Nevado del Ruiz (Colombie)

nevado del ruiz,ash,cendre,volcans,volcanoesL’INGEOMINAS  a mis en ligne deux images satellites de la NASA montrant les transformations subies par le Nevado del Ruiz entre le 23 avril 2010 et le 6 juin 2012. Dans le premier cliché on peut voir la calotte glaciaire parfaitement propre, alors que deux années plus tard elle est recouverte de dépôts de cendre, en particulier dans sa partie occidentale. De plus on voit parfaitement le panache de cendre être emporté vers le N-NO.   

http://www.ingeominas.gov.co/Manizales/Imagenes/ComparacionNASA.aspx

Dans son dernier bulletin, l’INGEOMINAS indique que le tremor continue à révéler une instabilité du système volcanique associée à des émissions de gaz et de cendre. L’Observatoire met en garde sur le risque de débordement de certaines rivières suite aux fortes pluies et à l’accumulation de cendre. La couleur du niveau d’alerte est maintenue à l’Orange (niveau II).  

 

nevado del ruiz,ash,cendre,volcans,volcanoesINGEOMINAS has released two satellite photos taken by NASA that show the changes undergone by Nevado del Ruiz between April 23rd 2010 and June 6th 2012. In the first snapshot, one can see that the icecap is perfectly clean whereas two years later it is blackened by ash deposits, mostly in the western part. One can also see the ash plume being blown away N-NW.

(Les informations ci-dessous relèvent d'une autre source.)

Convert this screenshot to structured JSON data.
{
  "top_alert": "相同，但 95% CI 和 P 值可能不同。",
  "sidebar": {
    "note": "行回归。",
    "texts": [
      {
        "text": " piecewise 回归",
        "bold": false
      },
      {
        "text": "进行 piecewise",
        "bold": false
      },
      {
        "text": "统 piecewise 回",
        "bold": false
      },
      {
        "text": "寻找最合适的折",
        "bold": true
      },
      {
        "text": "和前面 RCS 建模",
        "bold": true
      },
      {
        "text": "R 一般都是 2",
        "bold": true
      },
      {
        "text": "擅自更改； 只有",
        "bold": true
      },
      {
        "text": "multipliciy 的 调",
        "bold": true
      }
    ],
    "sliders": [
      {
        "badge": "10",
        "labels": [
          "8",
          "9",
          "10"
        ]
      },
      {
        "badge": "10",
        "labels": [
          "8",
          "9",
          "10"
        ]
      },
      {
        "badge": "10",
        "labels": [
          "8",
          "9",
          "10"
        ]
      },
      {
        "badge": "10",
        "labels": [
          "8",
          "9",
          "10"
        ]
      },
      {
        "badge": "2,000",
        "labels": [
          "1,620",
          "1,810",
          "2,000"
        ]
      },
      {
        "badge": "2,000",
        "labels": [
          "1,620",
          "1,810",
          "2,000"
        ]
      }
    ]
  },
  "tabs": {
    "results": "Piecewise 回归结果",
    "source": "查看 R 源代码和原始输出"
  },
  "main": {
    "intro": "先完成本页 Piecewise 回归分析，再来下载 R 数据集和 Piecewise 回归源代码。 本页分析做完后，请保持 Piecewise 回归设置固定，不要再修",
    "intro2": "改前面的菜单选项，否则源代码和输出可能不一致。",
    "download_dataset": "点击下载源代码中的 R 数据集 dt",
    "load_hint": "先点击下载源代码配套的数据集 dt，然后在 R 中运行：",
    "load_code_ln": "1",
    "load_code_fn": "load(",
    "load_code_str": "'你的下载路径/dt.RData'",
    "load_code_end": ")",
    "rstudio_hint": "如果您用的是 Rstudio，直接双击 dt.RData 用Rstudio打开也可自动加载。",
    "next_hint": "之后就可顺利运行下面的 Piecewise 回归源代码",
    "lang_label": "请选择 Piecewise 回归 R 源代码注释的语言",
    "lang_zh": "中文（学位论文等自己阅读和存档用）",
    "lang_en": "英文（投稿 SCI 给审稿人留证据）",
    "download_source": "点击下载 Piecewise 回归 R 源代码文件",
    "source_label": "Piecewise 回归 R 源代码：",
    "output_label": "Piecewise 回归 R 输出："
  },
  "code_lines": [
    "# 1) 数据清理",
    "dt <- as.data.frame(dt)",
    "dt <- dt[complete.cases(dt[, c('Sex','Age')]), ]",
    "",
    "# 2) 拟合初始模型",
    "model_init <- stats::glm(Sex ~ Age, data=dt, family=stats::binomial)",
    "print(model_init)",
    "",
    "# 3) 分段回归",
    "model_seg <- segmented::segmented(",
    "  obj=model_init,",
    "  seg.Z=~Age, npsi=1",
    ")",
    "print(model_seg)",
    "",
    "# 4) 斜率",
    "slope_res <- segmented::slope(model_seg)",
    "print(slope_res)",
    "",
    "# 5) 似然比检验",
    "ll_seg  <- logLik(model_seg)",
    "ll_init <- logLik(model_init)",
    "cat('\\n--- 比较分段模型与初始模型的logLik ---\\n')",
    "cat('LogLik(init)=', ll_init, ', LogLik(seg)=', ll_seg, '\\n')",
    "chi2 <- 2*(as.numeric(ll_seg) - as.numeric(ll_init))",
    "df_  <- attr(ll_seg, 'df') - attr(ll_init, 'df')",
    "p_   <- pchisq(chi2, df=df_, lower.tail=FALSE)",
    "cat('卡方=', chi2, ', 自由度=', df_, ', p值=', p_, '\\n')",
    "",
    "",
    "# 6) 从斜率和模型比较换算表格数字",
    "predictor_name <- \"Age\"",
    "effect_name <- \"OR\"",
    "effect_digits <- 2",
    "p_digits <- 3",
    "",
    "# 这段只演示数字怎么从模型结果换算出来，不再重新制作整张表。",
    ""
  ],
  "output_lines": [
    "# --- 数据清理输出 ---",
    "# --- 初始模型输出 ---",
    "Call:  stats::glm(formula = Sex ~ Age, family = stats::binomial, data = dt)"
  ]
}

http://www.ingeominas.gov.co/Manizales/Imagenes/ComparacionNASA.aspx

In its latest report, INGEOMINAS indicates that the tremor still reveals instability of the volcanic system together with gas and ash emissions. The Observatory warns against the risk of flooding of certain rivers due to the heavy rains and ash accumulation. The colour of the alert level is kept at Orange (level II).

Les leçons de l’éruption du Puyehue (Chili)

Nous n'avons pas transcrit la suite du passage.